Give bees a chance

Bee numbers have plummeted globally over the last few years. Please peel your eyes off the ceiling. Few subjects roll eyes faster in heads, but we need to be talking about the disappearance of our bee pollinators. If we don’t, we’ll have to explain to our children and grandchildren why we didn’t act sooner to protect our bees and apologise for our ignorance.

Free at the point of delivery, worth between £430 million and £603 million a year, insect pollination depresses the cost of food for all of us by pollinating around 84% of our crops. And it’s bees that are among the hardest working of these insects: the European honeybee alone provides 80% of insect crop pollination globally. If farmers had to pollinate fruit and vegetables by hand rather than rely upon the free pollination of bees, they would face a bill of approximately £1.8 bn per year.

To stay profitable, farmers would have to pass on the cost to consumers in the form of higher food prices. Food is something that everybody needs to survive, yet the increase in food prices caused by the loss of free-bee pollination would sting the poorest in our society the hardest. The trap door of poverty, cruelly always in a good state of repair, would open up again below the hungry and the powerless.

The hunt for the cause of declining bee numbers is on. Loss of habitat, disease, and especially the use of agricultural pesticides have entered the rogue’s gallery. Last year scientists penned more than 100 papers on the link between pesticides and bees alone. In this country, the House of Commons Environmental Audit Committee has called for a moratorium on neonicotinoids on the strength of existing research.

In the midst of this race for knowledge, our Government has refused to develop a bee policy while promising to turn its ‘open mind’ to the question when more scientific evidence emerges. However, reliable scientific research into the harmful effect on bees of neonicotinoids, a class of insecticides, is accumulating.
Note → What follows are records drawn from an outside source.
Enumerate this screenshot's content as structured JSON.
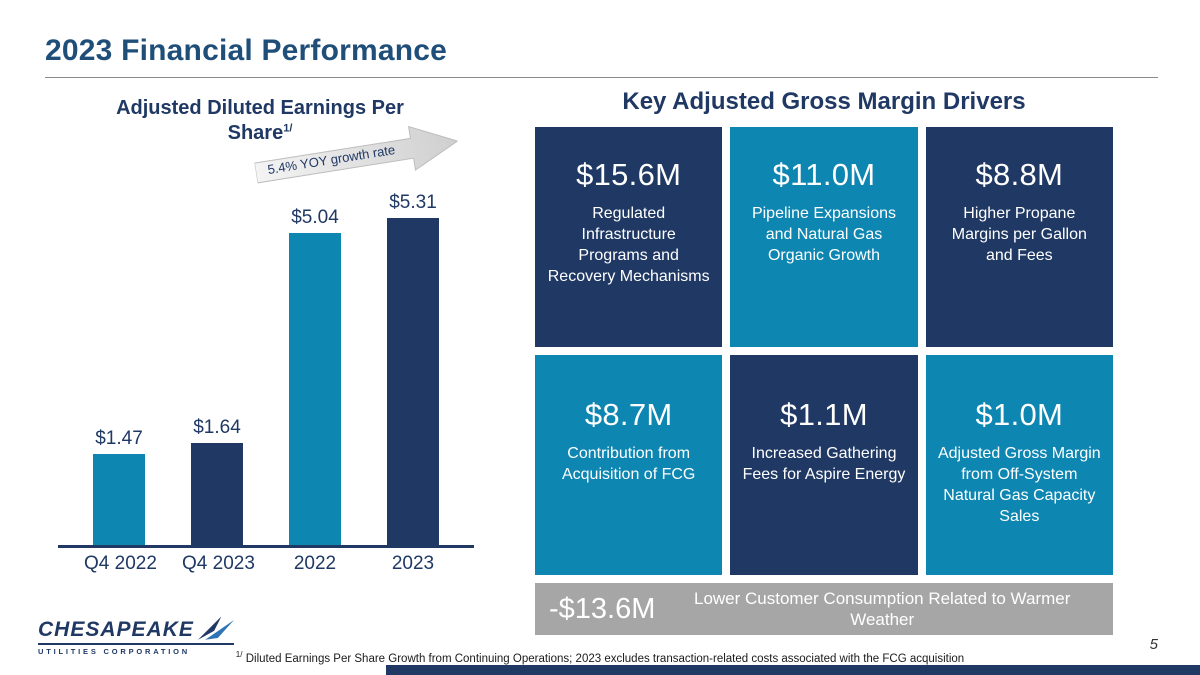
{
  "slide": {
    "title": "2023 Financial Performance",
    "page_number": "5",
    "footnote_sup": "1/",
    "footnote": "Diluted Earnings Per Share Growth from Continuing Operations; 2023 excludes transaction-related costs associated with the FCG acquisition"
  },
  "logo": {
    "line1": "CHESAPEAKE",
    "line2": "UTILITIES CORPORATION"
  },
  "chart": {
    "title_line1": "Adjusted Diluted Earnings Per",
    "title_line2": "Share",
    "title_sup": "1/",
    "growth_label": "5.4% YOY growth rate"
  },
  "chart_data": {
    "type": "bar",
    "title": "Adjusted Diluted Earnings Per Share",
    "categories": [
      "Q4 2022",
      "Q4 2023",
      "2022",
      "2023"
    ],
    "values": [
      1.47,
      1.64,
      5.04,
      5.31
    ],
    "value_labels": [
      "$1.47",
      "$1.64",
      "$5.04",
      "$5.31"
    ],
    "bar_colors": [
      "#0e86b2",
      "#1f3864",
      "#0e86b2",
      "#1f3864"
    ],
    "annotation": "5.4% YOY growth rate",
    "xlabel": "",
    "ylabel": "",
    "ylim": [
      0,
      5.6
    ],
    "grid": false,
    "legend": "none"
  },
  "drivers": {
    "title": "Key Adjusted Gross Margin Drivers",
    "boxes": [
      {
        "amount": "$15.6M",
        "label": "Regulated Infrastructure Programs and Recovery Mechanisms",
        "color": "navy"
      },
      {
        "amount": "$11.0M",
        "label": "Pipeline Expansions and Natural Gas Organic Growth",
        "color": "teal"
      },
      {
        "amount": "$8.8M",
        "label": "Higher Propane Margins per Gallon and Fees",
        "color": "navy"
      },
      {
        "amount": "$8.7M",
        "label": "Contribution from Acquisition of FCG",
        "color": "teal"
      },
      {
        "amount": "$1.1M",
        "label": "Increased Gathering Fees for Aspire Energy",
        "color": "navy"
      },
      {
        "amount": "$1.0M",
        "label": "Adjusted Gross Margin from Off-System Natural Gas Capacity Sales",
        "color": "teal"
      }
    ],
    "negative": {
      "amount": "-$13.6M",
      "label": "Lower Customer Consumption Related to Warmer Weather"
    }
  },
  "colors": {
    "navy": "#1f3864",
    "teal": "#0e86b2",
    "gray": "#a6a6a6",
    "title_blue": "#1f4e79"
  }
}
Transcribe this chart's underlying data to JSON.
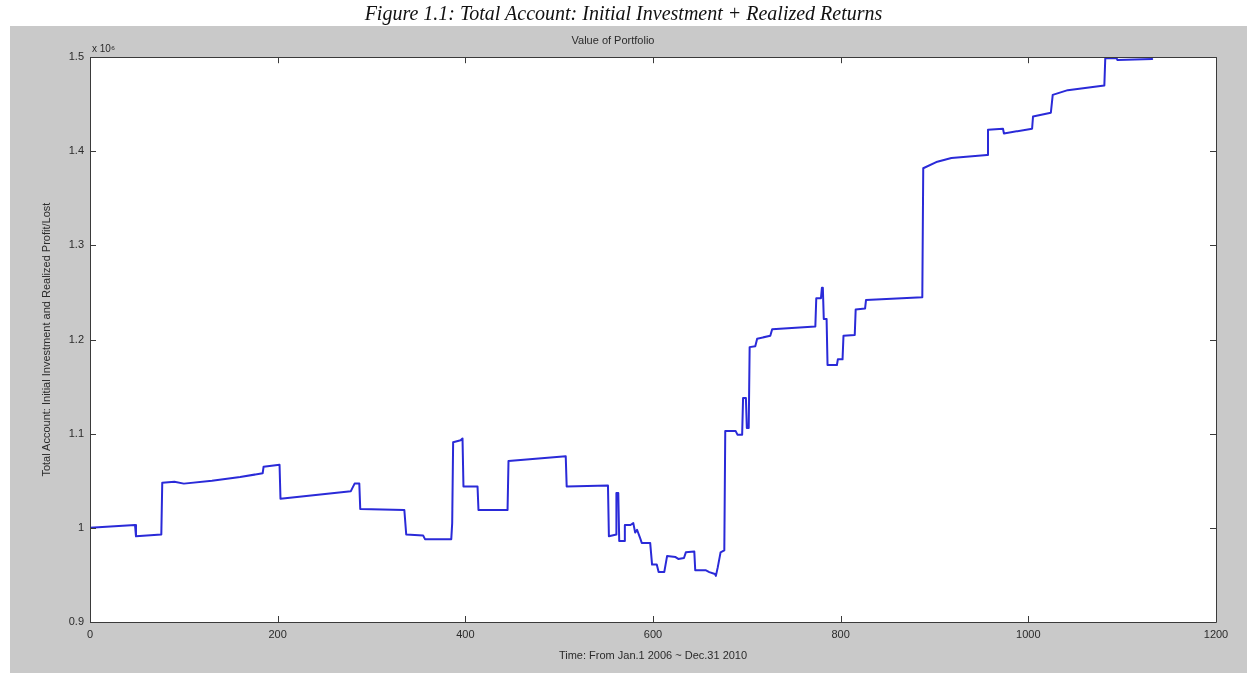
{
  "chart_data": {
    "type": "line",
    "title": "Value of Portfolio",
    "xlabel": "Time: From Jan.1 2006 ~ Dec.31 2010",
    "ylabel": "Total Account: Initial Investment and Realized Profit/Lost",
    "annotations": [
      "Figure 1.1: Total Account: Initial Investment + Realized Returns",
      "x 10⁶"
    ],
    "x": [
      0,
      48,
      49,
      76,
      77,
      90,
      100,
      130,
      160,
      184,
      185,
      202,
      203,
      278,
      282,
      287,
      288,
      335,
      337,
      355,
      357,
      385,
      386,
      387,
      395,
      397,
      398,
      413,
      414,
      445,
      446,
      507,
      508,
      552,
      553,
      561,
      561,
      563,
      564,
      570,
      570,
      576,
      579,
      581,
      583,
      586,
      588,
      597,
      599,
      604,
      606,
      612,
      615,
      624,
      627,
      633,
      635,
      644,
      645,
      656,
      660,
      666,
      667,
      669,
      672,
      676,
      677,
      688,
      690,
      695,
      696,
      699,
      700,
      702,
      703,
      709,
      711,
      725,
      727,
      773,
      774,
      779,
      780,
      781,
      782,
      785,
      786,
      796,
      797,
      802,
      803,
      815,
      816,
      826,
      827,
      887,
      888,
      903,
      918,
      956,
      957,
      973,
      974,
      1004,
      1005,
      1024,
      1026,
      1042,
      1081,
      1082,
      1094,
      1095,
      1132
    ],
    "values": [
      1.0,
      1.003,
      0.991,
      0.993,
      1.048,
      1.049,
      1.047,
      1.05,
      1.054,
      1.058,
      1.065,
      1.067,
      1.031,
      1.039,
      1.047,
      1.047,
      1.02,
      1.019,
      0.993,
      0.992,
      0.988,
      0.988,
      1.005,
      1.091,
      1.093,
      1.095,
      1.044,
      1.044,
      1.019,
      1.019,
      1.071,
      1.076,
      1.044,
      1.045,
      0.991,
      0.993,
      1.037,
      1.037,
      0.986,
      0.986,
      1.003,
      1.003,
      1.005,
      0.995,
      0.998,
      0.99,
      0.984,
      0.984,
      0.961,
      0.961,
      0.953,
      0.953,
      0.97,
      0.969,
      0.967,
      0.968,
      0.974,
      0.975,
      0.955,
      0.955,
      0.953,
      0.951,
      0.949,
      0.958,
      0.974,
      0.976,
      1.103,
      1.103,
      1.099,
      1.099,
      1.138,
      1.138,
      1.106,
      1.106,
      1.192,
      1.193,
      1.201,
      1.204,
      1.211,
      1.214,
      1.244,
      1.244,
      1.255,
      1.255,
      1.222,
      1.222,
      1.173,
      1.173,
      1.179,
      1.179,
      1.204,
      1.205,
      1.232,
      1.233,
      1.242,
      1.245,
      1.382,
      1.389,
      1.393,
      1.396,
      1.423,
      1.424,
      1.419,
      1.424,
      1.437,
      1.441,
      1.46,
      1.465,
      1.47,
      1.499,
      1.499,
      1.497,
      1.498
    ],
    "color": "#2a2ad8",
    "xlim": [
      0,
      1200
    ],
    "xticks": [
      0,
      200,
      400,
      600,
      800,
      1000,
      1200
    ],
    "ylim": [
      0.9,
      1.5
    ],
    "yticks": [
      0.9,
      1,
      1.1,
      1.2,
      1.3,
      1.4,
      1.5
    ]
  }
}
The European Commission and, independently, European countries such as France have already moved to restrict the use of this damaging pesticide.

For its part, Owen Paterson’s Department for Environment cited a March 2013 report by its own research agency into the effect of neonicotinoids on bumblebees under field conditions. This found little in the way of a problem. Defra is not unnerved by criticism of the report from the European Food Safety Authority for “deficiencies”, “contradictory statements”, and “several weaknesses” (the worst of which–exposing the test sites to neonics before introducing bee colonies–robbed the study of a reference point). As a written response from the Environment Secretary to my own letter of protest showed, Paterson flatly rejected European scientific advice.

Baron de Mauley of Defra made a small concession when he conceded a review that would lead to a plan for combating bee population decline. But, as Friends of the Earth has argued, a plan to form a plan is no plan at all. With its low ceilings and labyrinth routes, the Coalition’s policy leaves bee protectors such as myself trapped and circling, ever hopeful of assistance but unclear about how, when, and whether central government will actually help pollinators.

Without regulation of the use of pesticides, the irrefutable decline of bees cannot be stopped. But local authorities working closely with bee enthusiasts can help slow this damaging trend. In Oxford, where I live, the local Friends of the Earth group has launched Bee World in partnership with the Labour-run City Council in an attempt to restore balance to our eco-system.

Its soil churned by a heavy-duty rotavator which bucked against its tiller, sprinkled with seeds, then sown by shoes as big as my own and as small as those of toddlers enjoying their time in nature for the first time, Oxford’s Bee World had an enjoyable start. In Manchester, the Labour-run City Council is boosting bee numbers by helping to build a hive on Manchester Art Gallery’s roof that, as I saw with my own eyes (albeit mediated through a bee keeping suit visor) is already multiplying bee numbers and raking in the honey.

In Wales, where we have a Labour Government, ministers such as Alun Davies AM have formed a plan to renew National Parks as pollinator-friendly areas and promote bee-supporting gardening and farming. Allotments that expanded in number in the name of recessionary thrift are now finding an entirely new environmental purpose.

It is deeply ironic that farmers use expensive insecticides to limit diseases and boost crop production yet are leading the way to larger costs as they boost bee deaths and limit pollination. It is desperately sad that the Whitehall hive mind is peddling poor justifications for inertia when scientific knowledge exists in sufficient quantity to support intervention. We need Labour to restore good environmental government, to develop a bee action plan similar to that of the Welsh Government which draws on the cooperation of Labour-run councils and activists such as Friends of the Earth. Otherwise, today’s and tomorrow’s custodians of wildlife will be left counting the costs to our environment and living standards of a Tory-led Government that puts dogma before duty.